REPUBLIKA.CO.ID, JAKARTA -- Fungsionaris DPP Partai Gerindra, Ferry Juliantono mengatakan, biaya kampanye yang terlalu besar cenderung rawan menimbulkan politik transaksional. Sebab, seorang caleg akan lebih mengandalkan anggaran yang dimilikinya.
"Kalau biaya kampanyenya banyak, tapi calegnya tidak pernah turun ke masyarakat, itu bisa menjadi peluang terjadinya politik transaksional," kata Ferry di Jakarta, Rabu (1/5).

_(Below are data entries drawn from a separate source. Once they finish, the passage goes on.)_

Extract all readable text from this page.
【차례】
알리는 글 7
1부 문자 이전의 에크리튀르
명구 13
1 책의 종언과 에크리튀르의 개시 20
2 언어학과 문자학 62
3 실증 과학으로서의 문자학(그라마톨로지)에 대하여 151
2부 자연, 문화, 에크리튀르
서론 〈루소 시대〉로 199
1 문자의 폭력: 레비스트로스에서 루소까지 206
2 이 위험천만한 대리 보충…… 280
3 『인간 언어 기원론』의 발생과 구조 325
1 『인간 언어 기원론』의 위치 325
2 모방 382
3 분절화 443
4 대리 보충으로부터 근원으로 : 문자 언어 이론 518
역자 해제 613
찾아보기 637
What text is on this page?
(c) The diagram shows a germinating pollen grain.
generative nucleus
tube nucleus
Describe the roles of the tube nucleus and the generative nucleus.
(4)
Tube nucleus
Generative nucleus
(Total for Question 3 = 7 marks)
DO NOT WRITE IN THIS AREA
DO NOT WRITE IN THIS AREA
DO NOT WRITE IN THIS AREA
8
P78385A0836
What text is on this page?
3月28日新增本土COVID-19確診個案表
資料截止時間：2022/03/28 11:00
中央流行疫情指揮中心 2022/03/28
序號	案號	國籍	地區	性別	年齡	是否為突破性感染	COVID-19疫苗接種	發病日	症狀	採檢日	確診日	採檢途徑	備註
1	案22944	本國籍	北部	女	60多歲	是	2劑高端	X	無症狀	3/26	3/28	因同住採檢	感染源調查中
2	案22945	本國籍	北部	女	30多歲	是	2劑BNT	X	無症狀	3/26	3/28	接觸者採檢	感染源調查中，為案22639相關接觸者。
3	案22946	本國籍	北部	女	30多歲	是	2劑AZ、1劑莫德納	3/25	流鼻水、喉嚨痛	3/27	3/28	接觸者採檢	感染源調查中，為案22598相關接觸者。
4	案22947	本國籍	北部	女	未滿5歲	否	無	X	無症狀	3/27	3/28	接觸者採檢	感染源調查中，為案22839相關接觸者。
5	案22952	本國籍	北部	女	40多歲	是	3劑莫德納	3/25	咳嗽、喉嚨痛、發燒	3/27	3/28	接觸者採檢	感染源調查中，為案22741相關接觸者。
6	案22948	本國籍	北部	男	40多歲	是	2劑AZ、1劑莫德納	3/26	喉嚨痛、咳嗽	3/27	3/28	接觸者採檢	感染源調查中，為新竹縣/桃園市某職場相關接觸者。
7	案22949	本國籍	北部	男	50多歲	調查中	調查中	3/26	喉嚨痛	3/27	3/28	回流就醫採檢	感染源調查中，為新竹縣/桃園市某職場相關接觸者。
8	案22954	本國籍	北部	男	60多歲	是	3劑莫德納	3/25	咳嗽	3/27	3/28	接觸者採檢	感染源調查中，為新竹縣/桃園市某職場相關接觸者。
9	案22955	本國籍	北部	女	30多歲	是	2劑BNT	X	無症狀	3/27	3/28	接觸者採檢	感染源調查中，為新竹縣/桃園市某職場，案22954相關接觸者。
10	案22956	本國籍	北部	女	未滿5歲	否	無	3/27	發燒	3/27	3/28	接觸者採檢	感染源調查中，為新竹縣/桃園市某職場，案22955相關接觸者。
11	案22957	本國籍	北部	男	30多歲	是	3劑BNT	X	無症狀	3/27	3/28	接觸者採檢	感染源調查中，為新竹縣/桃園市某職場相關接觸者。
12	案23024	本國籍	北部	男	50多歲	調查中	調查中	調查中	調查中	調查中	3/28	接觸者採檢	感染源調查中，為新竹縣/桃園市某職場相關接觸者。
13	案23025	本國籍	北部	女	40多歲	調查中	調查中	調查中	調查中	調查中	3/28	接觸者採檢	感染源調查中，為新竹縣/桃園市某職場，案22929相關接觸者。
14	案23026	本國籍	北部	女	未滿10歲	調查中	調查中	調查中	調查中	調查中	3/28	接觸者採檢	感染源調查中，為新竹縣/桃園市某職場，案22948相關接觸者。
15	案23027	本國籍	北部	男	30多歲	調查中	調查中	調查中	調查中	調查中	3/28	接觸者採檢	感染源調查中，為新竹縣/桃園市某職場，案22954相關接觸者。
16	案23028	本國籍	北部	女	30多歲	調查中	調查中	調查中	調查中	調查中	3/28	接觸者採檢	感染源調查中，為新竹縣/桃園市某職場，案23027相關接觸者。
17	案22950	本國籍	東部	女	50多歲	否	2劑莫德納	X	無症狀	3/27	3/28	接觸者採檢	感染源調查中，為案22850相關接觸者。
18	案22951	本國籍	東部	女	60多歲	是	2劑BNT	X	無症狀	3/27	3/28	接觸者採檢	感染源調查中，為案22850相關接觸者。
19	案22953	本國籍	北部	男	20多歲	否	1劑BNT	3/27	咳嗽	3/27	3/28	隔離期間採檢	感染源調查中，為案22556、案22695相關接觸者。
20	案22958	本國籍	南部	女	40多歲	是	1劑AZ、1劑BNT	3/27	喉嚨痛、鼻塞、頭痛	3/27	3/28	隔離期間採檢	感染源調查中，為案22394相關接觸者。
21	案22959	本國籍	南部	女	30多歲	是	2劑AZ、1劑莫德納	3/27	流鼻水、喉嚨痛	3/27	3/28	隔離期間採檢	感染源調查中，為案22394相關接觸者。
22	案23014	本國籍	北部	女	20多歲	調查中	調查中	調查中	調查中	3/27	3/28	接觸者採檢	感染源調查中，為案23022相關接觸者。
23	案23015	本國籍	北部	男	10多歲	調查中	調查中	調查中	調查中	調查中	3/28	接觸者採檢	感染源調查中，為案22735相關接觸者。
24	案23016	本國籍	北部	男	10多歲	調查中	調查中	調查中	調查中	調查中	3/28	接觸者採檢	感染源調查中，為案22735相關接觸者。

Dikatakan Ferry, beberapa anggota legislatif yang saat ini duduk di kursi parlemen, disinyalir melakukan hal tersebut. Menurutnya, anggota DPR tersebut tidak pernah hadir saat kampanye, namun mampu mendulang suara yang membawanya menjadi anggota DPR.
"Ini terjadi, kalau bisa ditelusuri seberapa sering para caleg datang ke dapilnya dan turun langsung, itu bisa dihitung besaran biaya yang dikeluarkan untuk menjaring suara," ujar Ferry.
Bakal caleg Gerindra dari daerah pemilihan Jawa Barat delapan dengan nomor urut satu itu mengaku menyiapkan anggaran sebesar satu miliar rupiah untuk maju menjadi caleg.
Menurut Ferry, angka satu miliar rupiah merupakan jumlah yang wajar saat ini. Sebab, menurut pantauannya biaya tersebut adalah biaya paling minim untuk kampanye di setiap dapil. "Karena biaya termurahnya rata-rata satu miliar rupiah di setiap dapil, kan ada biaya operasional keliling dapil yang dimulai sejak setahun sebelum waktu pelaksanaan kampanye," kata Ferry.
Selain biaya operasional, Ferry mengatakan, anggaran tersebut juga akan digunakan untuk membangun rumah aspirasi, posko parpol, dan dana bantuan untuk masyarakat sesuai program kampanye.